According to Abed Awad of Rugers University, Sharia law is also:

a methodology through which a jurist engages the religious texts to ascertain divine will.

So I have a really simple solution to the threat of Sharia Law. Let’s have all the states pass laws that make it illegal to appeal to religious doctrines or texts in support of any legal or legislative proceeding. How about that?

But wait— didn’t Newt Gingrich also just say something about it being a bad thing that God was being driven out of public life? Sounds like he doesn’t really mind religious bigotry intolerance– he just wants to make sure that he’s the one carrying the torch.

And aren’t both Rick Perry and Michelle Bachmann campaigning on the idea of bringing religion back into the White House? They don’t seem shy about it either. Of course, that’s the Christian religion, so that would not be intolerant or bigoted, because it is the right religion.


Is there anything in Sharia like this new policy in Arizona– in a supposedly “Christian” nation? All visitors to prisoners in state prisons will have to pay a $25 fee each visit.

This sounds familiar. Sounds like something in a Dickens’s novel. Sounds like something from an era of heartless soul-crushing cruelty.

My my my my Sharia!

David Brooks, an otherwise sensible conservative, really thinks Rick Perry has a serious shot at winning the next presidential election. Perry is opposed to Social Security, thinks Franklin Roosevelt ruined the country, ridicules science, gives state jobs to any of his major contributors who want one, and loves macho posturing and quips.

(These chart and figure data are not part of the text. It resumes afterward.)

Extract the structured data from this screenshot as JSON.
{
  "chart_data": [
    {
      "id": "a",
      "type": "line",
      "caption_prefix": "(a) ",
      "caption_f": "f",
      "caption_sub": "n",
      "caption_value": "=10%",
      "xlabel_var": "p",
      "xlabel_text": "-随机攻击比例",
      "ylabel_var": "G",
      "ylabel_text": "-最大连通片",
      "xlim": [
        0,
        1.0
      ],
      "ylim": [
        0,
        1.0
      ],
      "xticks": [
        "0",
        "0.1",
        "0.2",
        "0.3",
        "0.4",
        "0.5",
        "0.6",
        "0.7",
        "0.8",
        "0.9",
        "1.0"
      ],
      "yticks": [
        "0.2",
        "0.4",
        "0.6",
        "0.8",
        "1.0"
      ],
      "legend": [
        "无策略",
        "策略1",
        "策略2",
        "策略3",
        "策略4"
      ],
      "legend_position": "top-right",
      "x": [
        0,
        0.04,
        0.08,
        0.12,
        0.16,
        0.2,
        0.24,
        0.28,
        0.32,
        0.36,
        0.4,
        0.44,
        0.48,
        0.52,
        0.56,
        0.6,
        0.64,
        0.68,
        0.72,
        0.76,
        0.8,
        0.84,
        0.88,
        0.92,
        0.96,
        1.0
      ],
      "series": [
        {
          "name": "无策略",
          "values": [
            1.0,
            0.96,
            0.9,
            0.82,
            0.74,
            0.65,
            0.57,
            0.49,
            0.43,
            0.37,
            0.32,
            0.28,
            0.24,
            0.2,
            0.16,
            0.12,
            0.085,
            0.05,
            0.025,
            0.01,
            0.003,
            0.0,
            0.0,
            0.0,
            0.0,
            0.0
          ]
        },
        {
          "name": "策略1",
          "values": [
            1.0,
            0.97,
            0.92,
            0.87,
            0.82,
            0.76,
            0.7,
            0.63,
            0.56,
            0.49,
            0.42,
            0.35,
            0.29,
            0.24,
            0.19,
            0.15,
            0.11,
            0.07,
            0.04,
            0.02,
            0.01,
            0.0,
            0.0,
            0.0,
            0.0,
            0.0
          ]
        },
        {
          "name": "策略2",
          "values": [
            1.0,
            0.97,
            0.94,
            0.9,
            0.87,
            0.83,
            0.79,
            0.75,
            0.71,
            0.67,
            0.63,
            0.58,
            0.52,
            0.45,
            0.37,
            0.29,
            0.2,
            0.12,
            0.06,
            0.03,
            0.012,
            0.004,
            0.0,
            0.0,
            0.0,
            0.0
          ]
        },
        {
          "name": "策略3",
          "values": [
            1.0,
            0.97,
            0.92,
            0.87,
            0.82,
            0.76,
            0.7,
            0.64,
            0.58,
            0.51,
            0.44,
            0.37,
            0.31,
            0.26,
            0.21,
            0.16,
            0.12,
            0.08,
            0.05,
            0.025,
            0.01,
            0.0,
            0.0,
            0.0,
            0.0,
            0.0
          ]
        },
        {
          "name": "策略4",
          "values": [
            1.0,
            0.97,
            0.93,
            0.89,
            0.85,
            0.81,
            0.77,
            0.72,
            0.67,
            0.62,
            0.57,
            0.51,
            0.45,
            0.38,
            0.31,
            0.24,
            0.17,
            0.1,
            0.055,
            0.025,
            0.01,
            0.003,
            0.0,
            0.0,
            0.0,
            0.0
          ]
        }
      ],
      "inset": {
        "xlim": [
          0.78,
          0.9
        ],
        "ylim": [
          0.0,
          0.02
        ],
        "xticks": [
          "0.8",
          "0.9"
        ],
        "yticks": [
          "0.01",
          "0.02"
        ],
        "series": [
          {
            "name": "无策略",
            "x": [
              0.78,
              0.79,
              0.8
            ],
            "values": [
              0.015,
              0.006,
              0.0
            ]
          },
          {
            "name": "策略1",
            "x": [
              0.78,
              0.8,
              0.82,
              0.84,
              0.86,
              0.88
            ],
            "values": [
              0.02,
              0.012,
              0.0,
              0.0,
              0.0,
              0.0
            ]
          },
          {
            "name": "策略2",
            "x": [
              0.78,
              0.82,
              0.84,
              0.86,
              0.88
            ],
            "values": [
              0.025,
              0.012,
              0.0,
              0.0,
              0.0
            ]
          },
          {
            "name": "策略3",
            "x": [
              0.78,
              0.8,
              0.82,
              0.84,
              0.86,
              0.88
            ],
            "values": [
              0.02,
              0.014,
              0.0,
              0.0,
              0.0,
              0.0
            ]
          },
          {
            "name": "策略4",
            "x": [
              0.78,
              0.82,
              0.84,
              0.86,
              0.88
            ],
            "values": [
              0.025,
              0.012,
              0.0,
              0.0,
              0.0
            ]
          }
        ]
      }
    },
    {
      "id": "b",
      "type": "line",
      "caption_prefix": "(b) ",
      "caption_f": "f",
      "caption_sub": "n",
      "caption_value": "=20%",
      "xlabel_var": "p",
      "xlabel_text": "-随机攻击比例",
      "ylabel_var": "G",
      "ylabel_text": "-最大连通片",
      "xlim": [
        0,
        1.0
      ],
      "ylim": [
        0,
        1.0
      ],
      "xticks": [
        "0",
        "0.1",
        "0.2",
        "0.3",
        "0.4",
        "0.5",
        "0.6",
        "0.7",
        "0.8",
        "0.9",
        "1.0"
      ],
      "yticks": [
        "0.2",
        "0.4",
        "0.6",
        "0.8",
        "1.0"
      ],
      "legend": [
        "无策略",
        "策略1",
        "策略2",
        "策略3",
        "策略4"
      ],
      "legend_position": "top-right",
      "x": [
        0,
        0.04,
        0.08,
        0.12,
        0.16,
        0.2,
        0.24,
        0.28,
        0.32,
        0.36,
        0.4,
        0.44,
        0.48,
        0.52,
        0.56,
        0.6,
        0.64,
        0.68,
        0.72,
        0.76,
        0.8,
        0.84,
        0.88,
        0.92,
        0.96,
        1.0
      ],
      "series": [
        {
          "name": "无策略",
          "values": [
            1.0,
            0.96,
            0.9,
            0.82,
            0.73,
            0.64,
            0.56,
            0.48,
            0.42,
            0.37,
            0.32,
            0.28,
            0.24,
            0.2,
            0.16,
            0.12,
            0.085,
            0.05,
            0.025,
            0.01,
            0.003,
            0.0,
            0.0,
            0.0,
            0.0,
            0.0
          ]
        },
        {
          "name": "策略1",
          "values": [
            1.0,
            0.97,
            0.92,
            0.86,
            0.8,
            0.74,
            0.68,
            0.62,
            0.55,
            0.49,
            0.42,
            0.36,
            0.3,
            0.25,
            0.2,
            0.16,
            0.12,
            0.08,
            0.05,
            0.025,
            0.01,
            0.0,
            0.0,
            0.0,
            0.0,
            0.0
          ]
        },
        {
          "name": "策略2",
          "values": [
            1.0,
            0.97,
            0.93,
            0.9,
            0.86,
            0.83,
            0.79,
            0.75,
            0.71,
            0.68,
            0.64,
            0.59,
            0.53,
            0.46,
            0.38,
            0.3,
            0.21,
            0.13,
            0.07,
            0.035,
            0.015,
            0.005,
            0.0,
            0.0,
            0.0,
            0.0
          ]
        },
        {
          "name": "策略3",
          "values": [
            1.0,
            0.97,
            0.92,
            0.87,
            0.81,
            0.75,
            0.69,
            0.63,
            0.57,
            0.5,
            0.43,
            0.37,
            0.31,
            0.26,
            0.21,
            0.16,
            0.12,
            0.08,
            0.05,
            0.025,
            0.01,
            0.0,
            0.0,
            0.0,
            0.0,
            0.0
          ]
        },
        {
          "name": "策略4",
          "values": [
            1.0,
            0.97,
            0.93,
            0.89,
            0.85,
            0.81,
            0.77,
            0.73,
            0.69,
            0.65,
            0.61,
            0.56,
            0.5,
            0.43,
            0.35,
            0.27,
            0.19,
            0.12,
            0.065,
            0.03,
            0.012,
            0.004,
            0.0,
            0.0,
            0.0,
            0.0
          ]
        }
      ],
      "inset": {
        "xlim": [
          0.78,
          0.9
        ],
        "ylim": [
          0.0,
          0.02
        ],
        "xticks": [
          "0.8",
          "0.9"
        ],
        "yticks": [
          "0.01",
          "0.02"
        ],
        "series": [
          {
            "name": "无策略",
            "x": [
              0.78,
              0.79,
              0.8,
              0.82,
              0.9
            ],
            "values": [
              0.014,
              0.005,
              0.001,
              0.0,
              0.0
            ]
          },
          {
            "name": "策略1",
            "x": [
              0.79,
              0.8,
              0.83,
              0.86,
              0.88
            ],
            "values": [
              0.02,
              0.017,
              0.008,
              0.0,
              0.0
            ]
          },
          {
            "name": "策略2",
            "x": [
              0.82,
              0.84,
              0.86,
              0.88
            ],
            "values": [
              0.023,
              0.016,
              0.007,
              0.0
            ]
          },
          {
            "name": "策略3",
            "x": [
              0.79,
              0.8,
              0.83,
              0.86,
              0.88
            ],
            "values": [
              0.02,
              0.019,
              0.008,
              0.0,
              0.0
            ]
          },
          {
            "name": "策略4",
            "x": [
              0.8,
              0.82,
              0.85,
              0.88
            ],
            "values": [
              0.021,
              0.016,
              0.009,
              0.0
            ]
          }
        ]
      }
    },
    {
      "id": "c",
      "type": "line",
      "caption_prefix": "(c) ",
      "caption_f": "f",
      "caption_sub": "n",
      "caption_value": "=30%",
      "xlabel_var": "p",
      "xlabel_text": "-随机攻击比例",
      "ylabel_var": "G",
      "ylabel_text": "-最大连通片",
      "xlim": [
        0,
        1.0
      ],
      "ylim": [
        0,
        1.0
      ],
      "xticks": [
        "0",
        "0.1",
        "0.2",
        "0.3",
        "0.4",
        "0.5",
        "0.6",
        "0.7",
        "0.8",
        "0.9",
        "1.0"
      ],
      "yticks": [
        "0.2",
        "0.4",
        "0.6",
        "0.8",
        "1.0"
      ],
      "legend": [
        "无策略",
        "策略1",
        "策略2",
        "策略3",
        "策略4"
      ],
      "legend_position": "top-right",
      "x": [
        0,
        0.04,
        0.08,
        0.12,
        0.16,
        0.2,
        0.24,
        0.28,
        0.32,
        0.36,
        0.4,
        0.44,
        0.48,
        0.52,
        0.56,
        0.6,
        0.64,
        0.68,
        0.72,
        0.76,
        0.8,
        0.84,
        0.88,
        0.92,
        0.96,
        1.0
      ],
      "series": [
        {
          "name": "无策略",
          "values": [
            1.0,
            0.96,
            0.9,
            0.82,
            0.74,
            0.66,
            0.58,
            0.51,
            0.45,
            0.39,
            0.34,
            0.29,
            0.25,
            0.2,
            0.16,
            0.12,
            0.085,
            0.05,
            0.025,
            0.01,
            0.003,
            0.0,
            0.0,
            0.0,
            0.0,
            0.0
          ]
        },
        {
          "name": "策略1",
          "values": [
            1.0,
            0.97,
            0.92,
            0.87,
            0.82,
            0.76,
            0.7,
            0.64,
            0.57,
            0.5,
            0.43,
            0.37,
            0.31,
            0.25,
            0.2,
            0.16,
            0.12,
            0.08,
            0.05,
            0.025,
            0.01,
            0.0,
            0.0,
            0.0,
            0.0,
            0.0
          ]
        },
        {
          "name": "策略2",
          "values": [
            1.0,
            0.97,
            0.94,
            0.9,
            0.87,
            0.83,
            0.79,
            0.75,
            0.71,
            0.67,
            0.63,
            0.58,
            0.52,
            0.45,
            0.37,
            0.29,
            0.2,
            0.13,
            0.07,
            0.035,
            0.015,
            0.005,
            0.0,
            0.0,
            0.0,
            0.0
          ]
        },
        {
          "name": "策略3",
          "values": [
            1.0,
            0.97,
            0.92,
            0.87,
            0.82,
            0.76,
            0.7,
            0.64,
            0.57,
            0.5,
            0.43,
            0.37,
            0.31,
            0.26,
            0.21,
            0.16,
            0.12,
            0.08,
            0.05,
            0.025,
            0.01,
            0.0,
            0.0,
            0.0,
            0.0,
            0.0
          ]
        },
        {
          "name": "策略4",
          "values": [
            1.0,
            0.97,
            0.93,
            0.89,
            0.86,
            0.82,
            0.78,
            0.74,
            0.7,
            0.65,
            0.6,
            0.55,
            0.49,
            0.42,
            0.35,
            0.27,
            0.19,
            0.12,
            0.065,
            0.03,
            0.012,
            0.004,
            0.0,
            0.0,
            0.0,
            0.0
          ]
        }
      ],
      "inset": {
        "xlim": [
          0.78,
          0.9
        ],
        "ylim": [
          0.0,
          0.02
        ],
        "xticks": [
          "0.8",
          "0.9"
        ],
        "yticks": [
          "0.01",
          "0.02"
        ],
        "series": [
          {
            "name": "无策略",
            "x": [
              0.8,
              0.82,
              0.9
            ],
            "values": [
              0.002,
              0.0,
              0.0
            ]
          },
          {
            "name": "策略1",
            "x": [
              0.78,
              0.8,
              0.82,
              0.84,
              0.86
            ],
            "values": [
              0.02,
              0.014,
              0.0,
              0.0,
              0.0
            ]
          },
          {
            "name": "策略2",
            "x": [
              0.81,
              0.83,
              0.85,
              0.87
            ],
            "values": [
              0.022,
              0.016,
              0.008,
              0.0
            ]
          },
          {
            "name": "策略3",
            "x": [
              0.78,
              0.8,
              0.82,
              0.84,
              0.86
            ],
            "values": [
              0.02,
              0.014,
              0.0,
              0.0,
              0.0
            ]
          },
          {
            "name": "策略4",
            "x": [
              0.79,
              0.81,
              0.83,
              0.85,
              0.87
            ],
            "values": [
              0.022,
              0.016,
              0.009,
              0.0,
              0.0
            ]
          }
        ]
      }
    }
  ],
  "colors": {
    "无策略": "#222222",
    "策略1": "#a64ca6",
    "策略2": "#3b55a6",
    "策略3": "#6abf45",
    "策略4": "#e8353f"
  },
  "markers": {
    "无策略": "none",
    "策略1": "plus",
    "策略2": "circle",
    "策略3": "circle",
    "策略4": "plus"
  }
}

His solution to the hardship caused ranchers and farmers by the drought over Texas this year: a prayer meeting.

I suspect Perry will crumble once he encounters the relentless scrutiny of the media given a national campaign. At this stage– and it’s early– I think Romney actually has a better chance of being the nominee, and a better chance of beating Obama.

Michael Coren Cannot be Taken Seriously

It is not possible to take Michael Coren seriously when he has Anne Coulter as a guest on the first episode of his new show. It’s an utterly cynical move bereft of taste or ambition or intellectual integrity or guts– and all the self-seriousness in the world can’t wipe the stain of it off Coren’s naked forehead.

He might as well have interviewed PeeWee Herman about his socialist leanings.

Rick-Perry-Psycho-Nightmare

Most of the time, political differences are a matter of debate between reasonable people with different priorities. Not any more. The Republican party has tilted off the spectrum, into a kind of psychotic delirium. They believe that if they only absolutely, hysterically, intransigently insist on having their way, they will win and they will be right. They’ve gone mad.

As a matter of curiosity, I do wonder how long someone like John McCain can remain in the party, or Jon Huntsman, or even Mitt Romney.